Frente a la necesidad de acallar nuestras conciencias, aparecen estos maravillosos programas que, por un módico precio te permiten viajar a los contextos necesitados y aportar tu granito de arena (con bastante poco esfuerzo) al supuesto desarrollo del que todos hablan. A veces, estos programas están incluso financiados por los gobiernos de los países que previamente han hecho acuerdos beneficiosos para ambos en los que la cooperación no es más que una moneda de cambio. Helena Maleno Garzón, defensora de Derechos Humanos, periodista, escritora e investigadora española, habla de algunos de ellos.
Con esto no quiero decir que todas las organizaciones dedicadas a la cooperación tengan motivaciones económicas, pero sí responder de algún modo a la masiva movilización de occidentales y a la nueva “moda” del voluntariado privado. Hay otras muchas entidades que trabajan y se esfuerzan por una cooperación cada día más real y desarrollan programas que realmente funcionan o se acercan a un desarrollo integral de los países.

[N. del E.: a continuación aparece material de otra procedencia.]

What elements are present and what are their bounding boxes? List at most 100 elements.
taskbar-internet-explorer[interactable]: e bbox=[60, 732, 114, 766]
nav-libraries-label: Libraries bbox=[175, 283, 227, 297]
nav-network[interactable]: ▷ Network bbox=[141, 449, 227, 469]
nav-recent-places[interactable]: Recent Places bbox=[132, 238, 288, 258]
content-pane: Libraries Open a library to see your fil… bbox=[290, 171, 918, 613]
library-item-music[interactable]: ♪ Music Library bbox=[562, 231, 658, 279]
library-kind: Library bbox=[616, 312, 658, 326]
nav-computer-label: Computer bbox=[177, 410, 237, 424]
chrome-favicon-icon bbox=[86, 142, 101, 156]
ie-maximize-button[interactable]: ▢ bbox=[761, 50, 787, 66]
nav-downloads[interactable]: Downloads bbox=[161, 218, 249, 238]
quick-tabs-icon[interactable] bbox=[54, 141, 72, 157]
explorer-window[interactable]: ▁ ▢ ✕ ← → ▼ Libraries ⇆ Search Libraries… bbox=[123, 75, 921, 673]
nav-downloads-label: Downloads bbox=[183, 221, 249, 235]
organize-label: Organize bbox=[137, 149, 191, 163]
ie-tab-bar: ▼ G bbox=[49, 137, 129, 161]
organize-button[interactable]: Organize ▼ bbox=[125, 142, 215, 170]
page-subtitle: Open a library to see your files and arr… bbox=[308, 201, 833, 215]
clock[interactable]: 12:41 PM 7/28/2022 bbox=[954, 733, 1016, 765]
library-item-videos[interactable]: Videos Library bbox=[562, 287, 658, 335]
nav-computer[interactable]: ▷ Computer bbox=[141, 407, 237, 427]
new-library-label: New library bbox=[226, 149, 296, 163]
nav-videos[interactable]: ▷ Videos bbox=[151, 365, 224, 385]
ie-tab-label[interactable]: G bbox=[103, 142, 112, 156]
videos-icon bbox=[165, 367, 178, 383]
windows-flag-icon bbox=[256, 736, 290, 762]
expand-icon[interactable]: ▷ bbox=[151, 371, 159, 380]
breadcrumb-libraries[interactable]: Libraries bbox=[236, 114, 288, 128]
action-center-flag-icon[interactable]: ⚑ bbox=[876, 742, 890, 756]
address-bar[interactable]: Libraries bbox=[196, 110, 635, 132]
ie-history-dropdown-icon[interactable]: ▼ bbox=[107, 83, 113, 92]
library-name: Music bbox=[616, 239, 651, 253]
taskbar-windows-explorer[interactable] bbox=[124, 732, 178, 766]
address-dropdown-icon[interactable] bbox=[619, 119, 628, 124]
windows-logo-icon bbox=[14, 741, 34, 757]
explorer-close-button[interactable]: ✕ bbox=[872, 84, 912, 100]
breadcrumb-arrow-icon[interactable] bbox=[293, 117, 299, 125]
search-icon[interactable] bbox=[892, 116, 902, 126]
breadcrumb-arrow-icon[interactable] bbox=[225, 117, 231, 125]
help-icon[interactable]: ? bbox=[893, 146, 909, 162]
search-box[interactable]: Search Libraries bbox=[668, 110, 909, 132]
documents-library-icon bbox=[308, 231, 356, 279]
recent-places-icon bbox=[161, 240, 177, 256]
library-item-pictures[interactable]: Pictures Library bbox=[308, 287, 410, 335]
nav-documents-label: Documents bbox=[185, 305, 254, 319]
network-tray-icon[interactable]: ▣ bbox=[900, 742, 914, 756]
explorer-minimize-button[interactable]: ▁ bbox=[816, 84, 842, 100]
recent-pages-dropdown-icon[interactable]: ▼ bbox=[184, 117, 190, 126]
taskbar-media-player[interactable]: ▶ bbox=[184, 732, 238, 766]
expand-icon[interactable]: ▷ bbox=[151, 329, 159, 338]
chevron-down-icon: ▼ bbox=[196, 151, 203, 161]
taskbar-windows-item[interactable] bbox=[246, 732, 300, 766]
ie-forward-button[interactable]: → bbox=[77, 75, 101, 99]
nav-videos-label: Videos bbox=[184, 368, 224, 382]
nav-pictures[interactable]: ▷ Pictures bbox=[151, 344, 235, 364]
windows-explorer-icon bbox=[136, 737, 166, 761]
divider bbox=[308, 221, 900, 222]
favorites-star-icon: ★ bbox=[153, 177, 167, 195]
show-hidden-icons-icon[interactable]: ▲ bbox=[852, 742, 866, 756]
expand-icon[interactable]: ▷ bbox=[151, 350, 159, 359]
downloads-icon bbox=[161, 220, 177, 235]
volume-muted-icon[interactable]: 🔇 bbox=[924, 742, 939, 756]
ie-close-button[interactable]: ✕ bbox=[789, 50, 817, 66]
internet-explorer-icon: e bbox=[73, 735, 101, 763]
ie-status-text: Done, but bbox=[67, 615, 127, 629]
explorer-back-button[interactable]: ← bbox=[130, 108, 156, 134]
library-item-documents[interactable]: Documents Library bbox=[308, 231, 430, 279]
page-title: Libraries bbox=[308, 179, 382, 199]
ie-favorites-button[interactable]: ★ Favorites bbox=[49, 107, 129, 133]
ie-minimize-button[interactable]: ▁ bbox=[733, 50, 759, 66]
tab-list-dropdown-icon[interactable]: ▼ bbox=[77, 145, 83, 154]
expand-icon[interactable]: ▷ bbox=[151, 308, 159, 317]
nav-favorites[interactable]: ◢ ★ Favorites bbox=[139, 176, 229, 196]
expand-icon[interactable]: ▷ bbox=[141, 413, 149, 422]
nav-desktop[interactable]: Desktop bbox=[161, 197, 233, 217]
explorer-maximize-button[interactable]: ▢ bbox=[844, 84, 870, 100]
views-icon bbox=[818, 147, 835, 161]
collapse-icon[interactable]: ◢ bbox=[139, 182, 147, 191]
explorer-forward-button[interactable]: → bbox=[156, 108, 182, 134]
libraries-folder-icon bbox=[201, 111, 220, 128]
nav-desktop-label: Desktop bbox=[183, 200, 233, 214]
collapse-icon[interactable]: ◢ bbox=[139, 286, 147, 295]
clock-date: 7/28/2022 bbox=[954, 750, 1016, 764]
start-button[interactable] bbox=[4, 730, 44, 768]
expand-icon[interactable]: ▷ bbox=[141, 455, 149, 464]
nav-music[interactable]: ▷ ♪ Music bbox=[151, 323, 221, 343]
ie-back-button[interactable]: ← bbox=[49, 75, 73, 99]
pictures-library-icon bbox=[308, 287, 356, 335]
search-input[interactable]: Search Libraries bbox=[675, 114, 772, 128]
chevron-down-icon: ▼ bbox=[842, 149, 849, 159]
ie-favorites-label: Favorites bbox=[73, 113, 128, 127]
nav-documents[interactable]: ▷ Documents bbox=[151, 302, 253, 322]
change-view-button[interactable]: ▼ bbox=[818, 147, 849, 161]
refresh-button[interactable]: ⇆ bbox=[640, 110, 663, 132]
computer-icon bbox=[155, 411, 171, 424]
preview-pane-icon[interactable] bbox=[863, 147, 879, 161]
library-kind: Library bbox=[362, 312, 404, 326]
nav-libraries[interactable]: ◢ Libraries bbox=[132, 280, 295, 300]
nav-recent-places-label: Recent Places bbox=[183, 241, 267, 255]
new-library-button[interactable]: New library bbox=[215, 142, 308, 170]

Sin embargo, hay veces que incluso los programas mejor intencionados no se desarrollan correctamente y, a mi parecer, es debido a dos problemas principales. El primero, que desde el planteamiento del programa se imponga la perspectiva del que ayuda ante la que es ayudado, que se tome la postura de salvador o poseedor de soluciones. Muchas veces no se conoce el origen real de las necesidades de los países en los que se trabaja. La segunda problemática es la dependencia que se crea con las ayudas proporcionadas. Las medidas para solucionar los problemas presentes no resuelven futuras necesidades.
Creo que un cambio en la perspectiva de la cooperación es posible y necesario, pero para ello debemos aprender a ayudar. Para que la ayuda funcione debe ser la propia comunidad la que detecte lo que necesita y la que ponga en práctica los cambios y medidas para reducir estas desigualdades. Quizás seamos nosotros los que los ayudemos con la gestión o la organización, incluso con financiaciones de proyectos, pero nuestro objetivo último debería ser empoderarlos y que sean ellos los verdaderos agentes de cambio. Además, creo que deberíamos cambiar nuestra perspectiva de desarrollo para acercarnos a otras culturas porque, sí bien parece obvio que nuestro desarrollo tecnológico y económico es mejor, pero para lograr un desarrollo real, sostenible y ecológico, todavía nos queda mucho que aprender. Quizás sean ellos quienes puedan enseñarnos a recordar valores que parecemos haber olvidado, cegados por nuestro supuesto crecimiento.